When the team focused on variants that differed between 23,585 individuals with schizophrenia and 15,270 bipolar disorder cases, on the other hand, it tracked down two genome-wide significant loci and other suggestive loci differentiating the conditions. Folding in further clinical insights led to polygenic risk scores corresponding to some of the 28 sub-phenotypes found within the conditions.

From these and other genetic clues, the authors suggested that bipolar disorder and schizophrenia are "neither independent nor the same," but share "particular symptom dimensions that can be captured from the genetics and used to characterize patients to ultimately inform diagnosis and treatment."

Using information at some 15.5 million directly genotyped or imputed SNPs, the team searched for variants that were over-represented in 20,129 bipolar disorder and 33,426 schizophrenia cases relative to 54,065 unaffected controls.

After accounting for linkage disequilibrium between variants, the investigators were left with 114 loci showing genome-wide significant associations with the psychiatric conditions. Their gene-based analysis of these risk variants highlighted eight pathways, including seven pathways with ties to synaptic function and/or neuronal biology.

The team took a closer look at effect sizes for variants at these risk loci in each condition with a disease-specific GWAS, before searching for distinct bipolar disorder and schizophrenia-associated loci using data for 23,585 individuals with schizophrenia and 15,270 with bipolar disorder.

The most pronounced genetic differences between the conditions turned up at sites in the DARS2 gene on chromosome 1 and near CSE1L on chromosome 20, the researchers reported, with other suggestive loci turning up on chromosomes 11, 8, and 3. They profiled such risk regions in more detail with fine mapping, brain expression data, and expression quantitative trait locus information.

Incorporating clinical data for tens of thousands of individuals affected by one of the four schizophrenia sub-phenotypes or two-dozen bipolar disorder sub-phenotypes, the investigators examined potential ties between these sub-phenotypes and polygenic risk scores stemming from each arm of the GWAS.

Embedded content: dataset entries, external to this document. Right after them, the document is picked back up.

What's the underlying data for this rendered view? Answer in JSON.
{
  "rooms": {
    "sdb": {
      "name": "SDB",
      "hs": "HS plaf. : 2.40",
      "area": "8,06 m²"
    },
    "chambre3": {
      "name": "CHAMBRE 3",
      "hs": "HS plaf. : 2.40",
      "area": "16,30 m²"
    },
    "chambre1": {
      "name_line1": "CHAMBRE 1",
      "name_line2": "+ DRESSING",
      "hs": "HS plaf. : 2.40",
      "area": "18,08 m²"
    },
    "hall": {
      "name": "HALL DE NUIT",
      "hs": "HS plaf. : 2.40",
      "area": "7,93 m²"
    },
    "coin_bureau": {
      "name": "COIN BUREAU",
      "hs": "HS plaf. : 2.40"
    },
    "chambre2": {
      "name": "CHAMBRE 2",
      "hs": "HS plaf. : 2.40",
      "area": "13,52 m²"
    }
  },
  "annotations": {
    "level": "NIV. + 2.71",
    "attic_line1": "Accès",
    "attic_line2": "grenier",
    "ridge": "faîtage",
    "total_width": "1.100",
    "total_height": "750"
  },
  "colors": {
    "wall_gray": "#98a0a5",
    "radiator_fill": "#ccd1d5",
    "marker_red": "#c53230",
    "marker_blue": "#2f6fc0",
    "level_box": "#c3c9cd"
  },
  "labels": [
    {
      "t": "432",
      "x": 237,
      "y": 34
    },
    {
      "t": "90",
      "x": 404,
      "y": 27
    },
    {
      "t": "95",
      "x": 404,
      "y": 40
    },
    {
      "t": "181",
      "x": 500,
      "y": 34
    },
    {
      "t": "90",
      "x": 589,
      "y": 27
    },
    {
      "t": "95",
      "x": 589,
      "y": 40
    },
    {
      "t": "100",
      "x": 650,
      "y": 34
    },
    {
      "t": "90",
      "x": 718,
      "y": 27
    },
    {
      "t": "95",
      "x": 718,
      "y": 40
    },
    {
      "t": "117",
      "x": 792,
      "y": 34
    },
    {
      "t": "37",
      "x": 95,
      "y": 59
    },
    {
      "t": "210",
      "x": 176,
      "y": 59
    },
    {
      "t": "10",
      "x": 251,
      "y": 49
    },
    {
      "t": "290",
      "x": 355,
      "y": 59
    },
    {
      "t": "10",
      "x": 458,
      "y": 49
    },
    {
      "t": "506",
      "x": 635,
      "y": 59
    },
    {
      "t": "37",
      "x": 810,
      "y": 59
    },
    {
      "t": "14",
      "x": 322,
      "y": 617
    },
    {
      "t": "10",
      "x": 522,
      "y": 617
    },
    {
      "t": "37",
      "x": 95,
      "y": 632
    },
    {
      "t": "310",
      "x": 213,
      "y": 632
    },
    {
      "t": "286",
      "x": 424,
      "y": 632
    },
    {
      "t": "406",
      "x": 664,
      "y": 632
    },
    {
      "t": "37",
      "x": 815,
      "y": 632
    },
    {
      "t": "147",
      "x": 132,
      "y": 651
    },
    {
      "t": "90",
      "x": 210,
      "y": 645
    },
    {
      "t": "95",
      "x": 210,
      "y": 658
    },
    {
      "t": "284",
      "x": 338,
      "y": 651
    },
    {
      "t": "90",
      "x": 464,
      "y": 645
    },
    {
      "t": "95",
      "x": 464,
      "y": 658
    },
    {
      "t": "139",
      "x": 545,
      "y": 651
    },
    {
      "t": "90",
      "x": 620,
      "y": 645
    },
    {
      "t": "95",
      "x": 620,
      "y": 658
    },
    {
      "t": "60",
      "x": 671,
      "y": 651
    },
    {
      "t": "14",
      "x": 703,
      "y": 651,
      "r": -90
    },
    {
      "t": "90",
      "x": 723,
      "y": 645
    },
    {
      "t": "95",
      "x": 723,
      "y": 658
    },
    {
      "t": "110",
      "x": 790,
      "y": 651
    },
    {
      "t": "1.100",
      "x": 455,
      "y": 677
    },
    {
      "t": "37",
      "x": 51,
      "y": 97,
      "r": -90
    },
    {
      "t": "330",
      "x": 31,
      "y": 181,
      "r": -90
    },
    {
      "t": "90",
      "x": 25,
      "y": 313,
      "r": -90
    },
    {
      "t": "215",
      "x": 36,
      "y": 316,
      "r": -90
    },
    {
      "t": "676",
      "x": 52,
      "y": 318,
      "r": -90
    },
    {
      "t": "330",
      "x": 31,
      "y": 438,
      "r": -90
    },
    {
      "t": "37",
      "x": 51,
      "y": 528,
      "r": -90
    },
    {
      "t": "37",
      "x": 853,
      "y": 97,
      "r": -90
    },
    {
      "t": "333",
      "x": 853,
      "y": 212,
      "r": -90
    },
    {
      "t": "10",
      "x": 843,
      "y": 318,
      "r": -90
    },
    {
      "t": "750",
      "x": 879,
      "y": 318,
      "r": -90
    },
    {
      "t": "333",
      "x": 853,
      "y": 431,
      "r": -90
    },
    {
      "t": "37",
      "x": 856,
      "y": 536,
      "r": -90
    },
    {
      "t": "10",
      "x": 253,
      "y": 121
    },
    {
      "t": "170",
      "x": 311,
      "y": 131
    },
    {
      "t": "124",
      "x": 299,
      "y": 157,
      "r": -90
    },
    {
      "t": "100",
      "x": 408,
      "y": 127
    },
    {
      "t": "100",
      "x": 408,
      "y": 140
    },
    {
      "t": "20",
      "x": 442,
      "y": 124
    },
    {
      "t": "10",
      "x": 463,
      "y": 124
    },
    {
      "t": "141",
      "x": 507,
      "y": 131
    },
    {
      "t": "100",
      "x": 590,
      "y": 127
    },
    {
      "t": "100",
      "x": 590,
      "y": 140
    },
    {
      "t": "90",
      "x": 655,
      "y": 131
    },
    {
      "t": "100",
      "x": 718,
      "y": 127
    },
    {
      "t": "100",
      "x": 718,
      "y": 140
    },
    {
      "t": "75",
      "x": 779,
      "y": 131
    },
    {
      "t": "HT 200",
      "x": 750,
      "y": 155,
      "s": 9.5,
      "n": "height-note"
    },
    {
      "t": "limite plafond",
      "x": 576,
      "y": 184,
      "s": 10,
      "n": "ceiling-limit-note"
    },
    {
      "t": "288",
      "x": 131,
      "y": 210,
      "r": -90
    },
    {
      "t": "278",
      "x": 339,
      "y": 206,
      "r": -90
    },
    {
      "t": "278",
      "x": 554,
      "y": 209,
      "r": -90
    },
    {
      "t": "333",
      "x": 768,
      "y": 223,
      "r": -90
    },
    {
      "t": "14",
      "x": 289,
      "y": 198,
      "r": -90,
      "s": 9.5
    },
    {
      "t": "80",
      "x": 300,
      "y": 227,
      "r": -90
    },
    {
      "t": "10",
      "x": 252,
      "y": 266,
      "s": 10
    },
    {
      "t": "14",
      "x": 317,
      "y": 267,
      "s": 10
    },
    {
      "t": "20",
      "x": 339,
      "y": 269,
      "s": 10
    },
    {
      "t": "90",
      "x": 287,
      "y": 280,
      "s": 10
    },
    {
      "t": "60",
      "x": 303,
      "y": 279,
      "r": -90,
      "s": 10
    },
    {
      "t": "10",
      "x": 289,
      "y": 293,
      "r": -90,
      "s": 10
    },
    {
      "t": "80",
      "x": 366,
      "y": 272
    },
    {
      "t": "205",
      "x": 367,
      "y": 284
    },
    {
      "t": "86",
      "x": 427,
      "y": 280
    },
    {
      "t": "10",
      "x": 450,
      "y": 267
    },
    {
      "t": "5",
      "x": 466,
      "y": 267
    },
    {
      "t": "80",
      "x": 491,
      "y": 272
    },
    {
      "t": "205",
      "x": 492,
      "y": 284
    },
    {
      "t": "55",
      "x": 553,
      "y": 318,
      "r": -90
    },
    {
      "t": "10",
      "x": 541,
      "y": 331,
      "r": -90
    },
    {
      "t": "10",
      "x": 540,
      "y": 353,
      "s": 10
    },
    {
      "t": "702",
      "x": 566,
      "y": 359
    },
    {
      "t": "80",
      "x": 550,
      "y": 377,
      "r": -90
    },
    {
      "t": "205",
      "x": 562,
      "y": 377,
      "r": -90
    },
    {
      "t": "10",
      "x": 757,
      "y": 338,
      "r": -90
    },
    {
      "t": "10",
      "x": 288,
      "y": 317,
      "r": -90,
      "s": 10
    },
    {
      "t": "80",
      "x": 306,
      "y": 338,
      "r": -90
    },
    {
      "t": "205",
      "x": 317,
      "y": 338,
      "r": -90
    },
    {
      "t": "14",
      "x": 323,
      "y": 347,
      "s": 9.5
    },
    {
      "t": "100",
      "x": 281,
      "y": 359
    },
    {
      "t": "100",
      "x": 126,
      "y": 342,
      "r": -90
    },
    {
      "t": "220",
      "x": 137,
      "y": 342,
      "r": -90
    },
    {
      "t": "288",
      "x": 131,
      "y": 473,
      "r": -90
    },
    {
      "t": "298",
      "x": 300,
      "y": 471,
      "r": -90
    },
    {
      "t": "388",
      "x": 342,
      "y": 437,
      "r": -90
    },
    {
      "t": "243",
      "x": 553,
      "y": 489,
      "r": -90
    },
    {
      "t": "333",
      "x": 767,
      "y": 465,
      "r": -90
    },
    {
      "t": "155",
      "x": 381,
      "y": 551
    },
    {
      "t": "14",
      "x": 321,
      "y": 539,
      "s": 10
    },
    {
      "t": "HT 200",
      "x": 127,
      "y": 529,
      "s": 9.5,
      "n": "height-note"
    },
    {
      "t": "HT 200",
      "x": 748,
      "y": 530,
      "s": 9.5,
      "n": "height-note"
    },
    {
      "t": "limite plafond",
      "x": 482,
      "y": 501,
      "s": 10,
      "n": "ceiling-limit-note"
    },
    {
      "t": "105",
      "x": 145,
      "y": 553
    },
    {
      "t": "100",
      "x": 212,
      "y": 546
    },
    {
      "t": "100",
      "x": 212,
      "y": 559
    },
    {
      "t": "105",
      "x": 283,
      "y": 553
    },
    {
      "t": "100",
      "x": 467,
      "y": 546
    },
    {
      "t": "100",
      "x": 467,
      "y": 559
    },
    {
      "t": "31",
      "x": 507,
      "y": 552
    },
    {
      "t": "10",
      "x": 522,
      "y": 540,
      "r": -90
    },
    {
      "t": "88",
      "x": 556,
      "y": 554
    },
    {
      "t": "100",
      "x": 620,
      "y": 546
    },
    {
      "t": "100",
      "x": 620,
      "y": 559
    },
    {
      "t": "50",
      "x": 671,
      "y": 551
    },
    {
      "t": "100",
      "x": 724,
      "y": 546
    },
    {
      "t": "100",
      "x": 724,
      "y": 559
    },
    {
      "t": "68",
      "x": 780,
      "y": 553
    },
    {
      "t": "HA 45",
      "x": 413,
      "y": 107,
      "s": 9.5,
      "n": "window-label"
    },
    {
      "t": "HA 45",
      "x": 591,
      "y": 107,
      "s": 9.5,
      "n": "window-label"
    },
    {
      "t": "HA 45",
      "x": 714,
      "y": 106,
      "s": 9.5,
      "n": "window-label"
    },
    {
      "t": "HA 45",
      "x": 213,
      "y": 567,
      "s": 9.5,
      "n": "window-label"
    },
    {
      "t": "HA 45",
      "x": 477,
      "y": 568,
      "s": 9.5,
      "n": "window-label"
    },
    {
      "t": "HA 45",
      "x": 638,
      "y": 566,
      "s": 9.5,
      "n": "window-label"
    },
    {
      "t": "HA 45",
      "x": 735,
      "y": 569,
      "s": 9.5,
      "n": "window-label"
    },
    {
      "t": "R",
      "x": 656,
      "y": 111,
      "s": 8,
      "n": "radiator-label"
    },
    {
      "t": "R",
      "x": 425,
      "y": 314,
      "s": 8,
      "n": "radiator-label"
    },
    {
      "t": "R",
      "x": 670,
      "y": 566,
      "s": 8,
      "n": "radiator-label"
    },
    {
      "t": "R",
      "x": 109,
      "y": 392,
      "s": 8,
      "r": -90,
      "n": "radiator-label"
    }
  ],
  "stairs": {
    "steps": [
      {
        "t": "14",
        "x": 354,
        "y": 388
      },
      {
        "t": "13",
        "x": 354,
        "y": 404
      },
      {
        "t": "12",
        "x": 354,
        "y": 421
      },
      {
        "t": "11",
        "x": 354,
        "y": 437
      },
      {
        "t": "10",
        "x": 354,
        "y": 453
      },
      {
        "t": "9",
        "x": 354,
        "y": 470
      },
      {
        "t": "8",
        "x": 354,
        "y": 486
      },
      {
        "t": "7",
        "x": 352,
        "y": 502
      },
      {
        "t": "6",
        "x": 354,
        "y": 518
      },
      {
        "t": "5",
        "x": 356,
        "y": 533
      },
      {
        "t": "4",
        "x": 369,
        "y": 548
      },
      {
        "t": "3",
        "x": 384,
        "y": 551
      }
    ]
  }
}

They saw significant links between manic schizophrenia symptoms and psychotic symptoms in bipolar disorder and a polygenic risk score developed with variants from the bipolar disorder-specific analysis, for example. And a risk score established with variants from a schizophrenia-specific analysis coincided with specific clinical features in both bipolar disorder and schizophrenia, highlighting the complex interconnections between subtypes of the two conditions.

"This work illustrates the utility of genetic data, in aggregate, at dissecting symptom heterogeneity among related disorders," the authors wrote, "and suggests that further work could aid in characterizing patients for more personalized treatment."